Department of Building Services Engineering, The Hong Kong Polytechnic University, Hong Kong, China.
Department of Architecture and Civil Engineering, City University of Hong Kong, Hong Kong, China.
Epidemiol Infect. 2021 Jan 5;149:e17. doi: 10.1017/S0950268820003155.
A pooled sample analysis strategy for novel coronavirus (severe acute respiratory syndrome-coronavirus-2 (SARS-CoV-2)) is proposed for a large population in this paper. The population to be tested is divided into divisions based on earlier observed detection rate of SARS-CoV-2 first. Samples collected are then grouped in appropriate pooled size. The number of tests per person in that population is expressed as a function of two variables: the observed detection rate and the pooled size or number of samples grouped. The minimum number of tests per person can be further shown to be a function of only one of these two variables, because these two parameters are found to be related at this minimum. A management scheme on grouping the samples is proposed in order to reduce the number of tests, to save time, which is of utmost importance in fighting an epidemic. The proposed testing scheme will be useful for supporting the government in making decisions to handle regular routine detection tests for identifying asymptomatic patients and implementing health code system in large population of millions of citizens. Another important point is to use smaller number of test kits, allowing more resources to speed up the mass screening tests, particularly in places not so rich.

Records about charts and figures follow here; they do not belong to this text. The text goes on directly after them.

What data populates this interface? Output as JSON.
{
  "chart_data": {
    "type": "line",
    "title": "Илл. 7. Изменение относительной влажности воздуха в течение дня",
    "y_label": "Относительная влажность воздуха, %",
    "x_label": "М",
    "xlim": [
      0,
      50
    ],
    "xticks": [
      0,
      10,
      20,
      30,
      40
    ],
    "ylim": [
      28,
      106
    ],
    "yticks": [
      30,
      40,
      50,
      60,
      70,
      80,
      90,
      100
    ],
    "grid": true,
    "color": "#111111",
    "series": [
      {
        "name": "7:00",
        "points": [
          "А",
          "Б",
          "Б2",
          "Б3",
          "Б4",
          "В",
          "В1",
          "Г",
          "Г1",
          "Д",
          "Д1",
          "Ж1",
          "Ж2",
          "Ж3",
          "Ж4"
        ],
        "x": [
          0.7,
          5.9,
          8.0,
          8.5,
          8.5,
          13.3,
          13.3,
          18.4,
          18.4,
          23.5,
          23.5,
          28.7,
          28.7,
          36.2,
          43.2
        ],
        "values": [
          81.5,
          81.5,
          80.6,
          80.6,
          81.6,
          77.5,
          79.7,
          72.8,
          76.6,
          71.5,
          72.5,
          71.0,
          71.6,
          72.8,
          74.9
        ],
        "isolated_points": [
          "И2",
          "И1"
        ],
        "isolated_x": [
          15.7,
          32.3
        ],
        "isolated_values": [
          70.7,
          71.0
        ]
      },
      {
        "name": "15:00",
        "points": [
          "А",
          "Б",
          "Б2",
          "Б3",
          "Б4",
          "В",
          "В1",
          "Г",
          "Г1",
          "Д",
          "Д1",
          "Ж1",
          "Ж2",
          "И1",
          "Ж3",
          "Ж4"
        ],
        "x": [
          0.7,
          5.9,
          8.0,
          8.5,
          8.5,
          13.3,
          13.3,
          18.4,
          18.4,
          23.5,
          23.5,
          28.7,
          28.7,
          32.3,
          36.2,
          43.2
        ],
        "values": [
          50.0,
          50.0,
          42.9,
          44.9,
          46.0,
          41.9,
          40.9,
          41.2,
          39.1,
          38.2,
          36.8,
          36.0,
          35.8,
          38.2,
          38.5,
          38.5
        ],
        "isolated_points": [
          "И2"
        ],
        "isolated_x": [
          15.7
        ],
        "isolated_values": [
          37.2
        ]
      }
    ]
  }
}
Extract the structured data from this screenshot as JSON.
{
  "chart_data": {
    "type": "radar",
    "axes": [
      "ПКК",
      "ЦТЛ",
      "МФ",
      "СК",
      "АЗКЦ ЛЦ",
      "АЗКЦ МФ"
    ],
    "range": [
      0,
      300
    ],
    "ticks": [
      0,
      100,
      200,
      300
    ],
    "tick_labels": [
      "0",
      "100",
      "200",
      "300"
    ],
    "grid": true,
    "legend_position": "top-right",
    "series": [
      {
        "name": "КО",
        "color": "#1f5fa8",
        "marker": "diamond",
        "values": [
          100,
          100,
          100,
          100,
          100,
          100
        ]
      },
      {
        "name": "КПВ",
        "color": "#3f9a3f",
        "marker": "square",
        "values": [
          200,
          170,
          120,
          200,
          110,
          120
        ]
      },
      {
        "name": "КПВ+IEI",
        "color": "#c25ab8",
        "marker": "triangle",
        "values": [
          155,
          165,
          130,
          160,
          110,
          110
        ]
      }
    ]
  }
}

本文提出了一种针对大人群的新型冠状病毒(严重急性呼吸系统综合征冠状病毒 2(SARS-CoV-2))的汇总样本分析策略。首先根据早期观察到的 SARS-CoV-2 检出率对要检测的人群进行分组。然后将采集的样本按适当的合并大小分组。该人群每人的检测次数表示为两个变量的函数:观察到的检出率和合并大小或分组的样本数量。进一步证明,每人的最小检测次数可以仅作为这两个变量之一的函数,因为在这种最小值下,发现这两个参数是相关的。为了减少测试次数,节省时间,提出了一种样本分组管理方案,这在应对疫情方面至关重要。所提出的测试方案将有助于支持政府做出决策,以进行常规例行检测,以识别无症状患者,并在数百万公民的庞大人群中实施健康码系统。另一个重要的点是使用更少数量的测试试剂盒,从而可以利用更多的资源来加快大规模筛查测试,特别是在不那么富裕的地方。